Nagore Laffage: la Audiencia Nacional cierra la puerta al olvido digital del crimen

Quince años después del crimen que estremeció los Sanfermines, la Audiencia Nacional decidió que el rastro de Nagore Laffage no puede borrarse de internet a petición del hombre condenado por matarla. La resolución devolvió al primer plano un caso que todavía pesa en la memoria pública de Pamplona y de toda España.
La sentencia, conocida el 20 de marzo de 2024, rechazó el recurso del condenado, que había pedido a Google y a la Agencia Española de Protección de Datos que retiraran enlaces a informaciones periodísticas sobre el homicidio. El tribunal entendió que seguía existiendo un interés público claro en conservar accesible esa huella informativa.
Nagore Laffage tenía 20 años cuando fue asesinada durante los Sanfermines de 2008. Aquel crimen no quedó como una página más de sucesos, sino como una sacudida social que marcó a Pamplona, abrió debate sobre la violencia contra las mujeres en fiestas y dejó un nombre imposible de separar de aquella madrugada.
El condenado sostuvo que algunas noticias incluían datos inexactos sobre lo ocurrido y sobre su persona, y por eso reclamó el llamado derecho al olvido. También defendió que la persistencia de esos enlaces vulneraba su privacidad y su protección de datos pese al tiempo transcurrido desde la condena y el cumplimiento de la pena.
La Audiencia Nacional respondió que, si existieran errores concretos en determinadas publicaciones, la vía adecuada sería pedir rectificación o actualización a los editores de esos contenidos. Lo que no aceptó fue convertir esa discusión en un borrado general del acceso a noticias y opiniones vinculadas a un crimen de enorme repercusión pública.
La Sala de lo Contencioso-Administrativo ponderó dos derechos enfrentados: la protección de datos personales y la libertad de información y de expresión. Su conclusión fue que, en este caso, prevalece el derecho de la ciudadanía a seguir encontrando una información que considera relevante por la gravedad de los hechos y por su persistente eco social.
El tribunal subrayó además que el asesinato de Nagore Laffage sigue siendo un símbolo de lucha contra la violencia machista.

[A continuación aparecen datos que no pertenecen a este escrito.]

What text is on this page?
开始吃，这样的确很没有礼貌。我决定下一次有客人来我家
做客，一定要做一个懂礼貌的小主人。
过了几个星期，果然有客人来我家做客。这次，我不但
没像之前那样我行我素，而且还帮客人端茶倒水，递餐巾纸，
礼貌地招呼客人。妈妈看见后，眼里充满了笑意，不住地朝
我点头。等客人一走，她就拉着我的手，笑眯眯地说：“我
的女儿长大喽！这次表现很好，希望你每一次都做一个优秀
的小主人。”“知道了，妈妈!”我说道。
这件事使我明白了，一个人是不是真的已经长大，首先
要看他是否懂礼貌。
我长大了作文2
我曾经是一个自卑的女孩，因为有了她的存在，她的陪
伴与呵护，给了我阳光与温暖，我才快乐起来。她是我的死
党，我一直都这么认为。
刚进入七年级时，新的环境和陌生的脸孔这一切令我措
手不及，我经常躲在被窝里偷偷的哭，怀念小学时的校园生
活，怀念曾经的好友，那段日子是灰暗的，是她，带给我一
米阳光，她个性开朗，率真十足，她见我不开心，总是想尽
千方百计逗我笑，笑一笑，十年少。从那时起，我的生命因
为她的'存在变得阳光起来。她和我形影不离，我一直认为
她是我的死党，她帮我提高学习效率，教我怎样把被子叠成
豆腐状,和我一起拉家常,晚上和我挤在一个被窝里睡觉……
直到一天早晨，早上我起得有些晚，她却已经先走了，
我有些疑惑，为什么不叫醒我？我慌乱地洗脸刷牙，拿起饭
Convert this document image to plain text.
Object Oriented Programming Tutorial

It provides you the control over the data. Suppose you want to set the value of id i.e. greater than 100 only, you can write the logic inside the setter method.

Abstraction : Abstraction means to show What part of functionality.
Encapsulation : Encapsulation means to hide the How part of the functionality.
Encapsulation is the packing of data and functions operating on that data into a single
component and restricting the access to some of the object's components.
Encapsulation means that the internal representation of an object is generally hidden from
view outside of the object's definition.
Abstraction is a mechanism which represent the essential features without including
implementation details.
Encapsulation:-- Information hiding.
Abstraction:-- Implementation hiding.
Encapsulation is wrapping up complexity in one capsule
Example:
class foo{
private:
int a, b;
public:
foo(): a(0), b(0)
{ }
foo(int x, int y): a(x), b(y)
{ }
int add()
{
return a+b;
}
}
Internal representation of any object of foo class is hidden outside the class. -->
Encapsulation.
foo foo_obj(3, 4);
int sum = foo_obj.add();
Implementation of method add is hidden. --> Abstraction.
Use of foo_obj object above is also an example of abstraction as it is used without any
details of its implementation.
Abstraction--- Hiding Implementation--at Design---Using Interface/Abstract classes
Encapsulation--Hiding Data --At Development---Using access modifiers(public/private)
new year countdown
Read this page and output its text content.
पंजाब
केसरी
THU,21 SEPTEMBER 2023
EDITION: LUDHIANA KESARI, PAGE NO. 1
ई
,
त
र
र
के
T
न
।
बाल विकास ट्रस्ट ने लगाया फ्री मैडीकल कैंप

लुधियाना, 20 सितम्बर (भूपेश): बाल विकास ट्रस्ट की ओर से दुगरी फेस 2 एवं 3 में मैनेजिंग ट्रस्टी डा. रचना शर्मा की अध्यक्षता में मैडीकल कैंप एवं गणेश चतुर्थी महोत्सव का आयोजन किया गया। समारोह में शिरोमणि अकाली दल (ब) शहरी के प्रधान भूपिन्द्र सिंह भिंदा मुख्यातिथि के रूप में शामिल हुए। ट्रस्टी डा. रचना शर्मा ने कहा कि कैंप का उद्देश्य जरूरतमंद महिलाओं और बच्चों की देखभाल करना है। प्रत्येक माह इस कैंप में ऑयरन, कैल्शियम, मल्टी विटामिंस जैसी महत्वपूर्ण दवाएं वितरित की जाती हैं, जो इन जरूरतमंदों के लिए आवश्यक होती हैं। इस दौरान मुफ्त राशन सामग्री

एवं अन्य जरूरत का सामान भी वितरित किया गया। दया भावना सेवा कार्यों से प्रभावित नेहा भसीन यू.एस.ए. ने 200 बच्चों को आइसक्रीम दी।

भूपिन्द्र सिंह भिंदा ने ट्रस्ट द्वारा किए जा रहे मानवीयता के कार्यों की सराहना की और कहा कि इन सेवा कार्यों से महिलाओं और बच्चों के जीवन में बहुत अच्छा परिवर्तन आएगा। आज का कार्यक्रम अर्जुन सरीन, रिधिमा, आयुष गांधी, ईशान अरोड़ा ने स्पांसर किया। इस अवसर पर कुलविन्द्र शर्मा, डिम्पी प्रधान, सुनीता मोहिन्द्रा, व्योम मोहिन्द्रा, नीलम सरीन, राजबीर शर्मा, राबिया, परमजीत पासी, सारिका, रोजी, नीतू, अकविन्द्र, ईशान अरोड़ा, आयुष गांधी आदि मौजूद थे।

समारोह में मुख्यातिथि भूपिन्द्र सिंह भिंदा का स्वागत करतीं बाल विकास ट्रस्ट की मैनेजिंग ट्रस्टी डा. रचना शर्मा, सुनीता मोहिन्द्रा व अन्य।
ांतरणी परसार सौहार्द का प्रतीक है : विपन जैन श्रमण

No habló solo de una condena ya cumplida, sino de un episodio que cambió la conversación pública sobre la seguridad de las mujeres durante las fiestas y que aún hoy conserva una dimensión colectiva evidente.
Uno de los puntos más sensibles del recurso era que el condenado no pretendía únicamente desindexar búsquedas hechas con su nombre y apellidos. También intentó que desaparecieran resultados asociados a fórmulas que lo vinculan directamente con el crimen, como las referencias al hombre que mató a Nagore Laffage, algo que el tribunal tampoco avaló.
La resolución señaló que no se había probado de forma suficiente que la información cuestionada fuera manifiestamente inexacta. Según el criterio judicial, muchas de esas noticias se centran en el homicidio declarado en sentencia y en la trascendencia del caso, aunque incluyan valoraciones o contexto social sobre la violencia sufrida por las mujeres en esas fiestas.
Ese razonamiento enlaza con doctrina previa del Tribunal Supremo, del Tribunal Constitucional y del Tribunal de Justicia de la Unión Europea sobre el derecho al olvido en buscadores. La Audiencia entendió que el tratamiento de datos por parte de Google era inicialmente lícito por el contenido de las noticias, el proceso penal y la relevancia pública mantenida.
La decisión también dejó una idea de fondo incómoda para quien quiso desaparecer del foco: haber cumplido condena no borra automáticamente el interés periodístico de unos hechos que sacudieron a un país entero. El paso del tiempo cuenta, pero no basta por sí solo cuando la historia sigue teniendo dimensión pública, memoria social y significado político.
En el caso Nagore, esa memoria no se sostiene únicamente en archivos judiciales o enlaces periodísticos. Durante años ha sido reforzada por homenajes, concentraciones y documentales que mantuvieron vivo el debate sobre el consentimiento, la violencia sexual y la respuesta institucional ante un crimen que estalló mientras la ciudad estaba entregada a la fiesta.
La sentencia no reabre el proceso penal ni modifica la condena por homicidio, pero sí fija un límite claro al intento de blanquear digitalmente el pasado. Lo que protege es la posibilidad de que cualquiera encuentre, lea y contextualice una historia que no pertenece solo al condenado, sino también a la víctima, a su familia y a la sociedad que quedó marcada.
Por eso esta resolución judicial tiene un peso que va más allá de Google o de una discusión técnica sobre enlaces. Lo que afirma, en el fondo, es que el nombre de Nagore Laffage no puede ser empujado a la penumbra por conveniencia del hombre que la mató, porque recordar también es una forma de justicia cuando el olvido favorece al verdugo.